More recent years provide a richer vein of women-coined slang. For example, Enid Blyton and Angela Brazil are credited with several inventions, including the fantastic ‘twiggez-vous?’ — do you understand? — which I shall be adopting instanter. How I wish Angela Brazil had sat alongside P.G. Wodehouse in my school library. As Green points out, when women write young women, the girls are boisterous and unsexual. I was somewhat surprised that he gives equal weight to Alan Warner as a source of teenage girls’ language. Warner’s novel The Sopranos describes a group of teenage girls on a choir trip.
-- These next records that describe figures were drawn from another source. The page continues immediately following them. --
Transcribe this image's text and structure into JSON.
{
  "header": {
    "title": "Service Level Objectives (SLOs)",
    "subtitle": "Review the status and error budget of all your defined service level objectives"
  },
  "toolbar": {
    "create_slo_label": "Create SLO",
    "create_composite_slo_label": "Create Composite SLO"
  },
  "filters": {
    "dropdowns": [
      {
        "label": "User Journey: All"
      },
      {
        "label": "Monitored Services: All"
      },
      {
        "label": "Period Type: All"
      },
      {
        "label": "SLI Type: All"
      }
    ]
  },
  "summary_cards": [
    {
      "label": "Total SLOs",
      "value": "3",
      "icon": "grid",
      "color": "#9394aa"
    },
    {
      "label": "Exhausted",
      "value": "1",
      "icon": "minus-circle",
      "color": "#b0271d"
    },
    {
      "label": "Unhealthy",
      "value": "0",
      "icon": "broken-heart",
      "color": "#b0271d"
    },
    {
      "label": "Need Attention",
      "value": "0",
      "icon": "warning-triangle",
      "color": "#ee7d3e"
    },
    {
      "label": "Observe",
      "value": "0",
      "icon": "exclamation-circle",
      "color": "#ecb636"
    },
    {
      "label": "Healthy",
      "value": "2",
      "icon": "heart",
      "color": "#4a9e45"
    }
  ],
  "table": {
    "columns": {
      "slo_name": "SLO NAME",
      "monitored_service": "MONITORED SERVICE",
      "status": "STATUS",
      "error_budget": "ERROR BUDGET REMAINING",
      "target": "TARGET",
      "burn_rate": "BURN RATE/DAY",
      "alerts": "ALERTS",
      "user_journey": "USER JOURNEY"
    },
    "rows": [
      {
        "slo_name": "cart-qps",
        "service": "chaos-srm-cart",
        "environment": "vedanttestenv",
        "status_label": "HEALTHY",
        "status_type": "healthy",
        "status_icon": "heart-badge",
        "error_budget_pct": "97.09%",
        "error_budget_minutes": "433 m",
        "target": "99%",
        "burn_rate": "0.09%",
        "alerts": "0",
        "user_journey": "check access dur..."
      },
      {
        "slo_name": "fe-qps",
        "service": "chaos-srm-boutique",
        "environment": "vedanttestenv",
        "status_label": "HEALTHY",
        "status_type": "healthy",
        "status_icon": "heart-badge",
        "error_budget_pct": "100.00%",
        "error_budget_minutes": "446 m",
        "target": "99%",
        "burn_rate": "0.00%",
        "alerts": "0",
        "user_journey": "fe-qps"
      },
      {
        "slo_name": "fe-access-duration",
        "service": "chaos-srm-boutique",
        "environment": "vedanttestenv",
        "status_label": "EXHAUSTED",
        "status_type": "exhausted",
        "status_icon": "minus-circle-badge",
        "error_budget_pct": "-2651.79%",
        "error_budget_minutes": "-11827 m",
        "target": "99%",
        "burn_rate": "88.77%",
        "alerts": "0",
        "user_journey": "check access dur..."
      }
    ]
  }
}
Green writes that ‘sex is constant’ and Warner’s girls are ‘hardly wide-eyed innocents’, without ever once raising the possibility that a middle-aged man writing about teenage girls wanting to have sex with middle-aged men may have something other than faithful anthropology in mind.
Green really does seem to want to understand what it is that women get out of slang. The foreword, by Kate Lister, is a great opening act, a reminder that women have always carved a life at the margins. Green also opens his introduction with a quotation from Patrick O’Brian’s The Wine-Dark Sea: ‘Conquest, rape, subjugation: have women a private language of the same nature, I wonder?’
Indeed we do. I’ve scoured the book to try to find the slangy warnings women give each other about men, such as ‘hands’, ‘crunkle’ (creepy uncle), ‘pornstache’, ‘skeevy’, NSIT (not safe in taxis) and ‘NSFL’ (not safe for life). Marginalised groups have ways of letting off linguistic steam, but only where it feels safe, usually far from the light of mainstream publication. It’s in social media and online life that women’s talk throws off its shackles. In recognition of this, the book ends with a nine-page glossary of online lesbian slang. Here Green remarks on the ‘amateur status’ of the women who compiled the list, but it is in precisely these informal settings that marginalised language flourishes.
It’s not Green’s fault that women’s slang takes root in the shadows, in the annals of Tumblr, LiveJournal and Archive of Our Own for example. Mumsnet may have its penis beakers, but it’s in the seedy underbelly of slashfic and erotica, from which only E.L. James has so far stabbed at the stratosphere, that the angry, dirty, funny, flirty side of women’s tongues finds freedom. These are the places that Green needs to venture if he is to find today’s whores of phwoar.
When it comes to distaff dirtiness, mainstream males such as Dickens and Dekker make easy pickings, but Green finds the greatest treasures when he mudlarks on the margins. In Sounds & Furies, he has dredged up some gems, but the setting they’re mounted in is still decidedly male.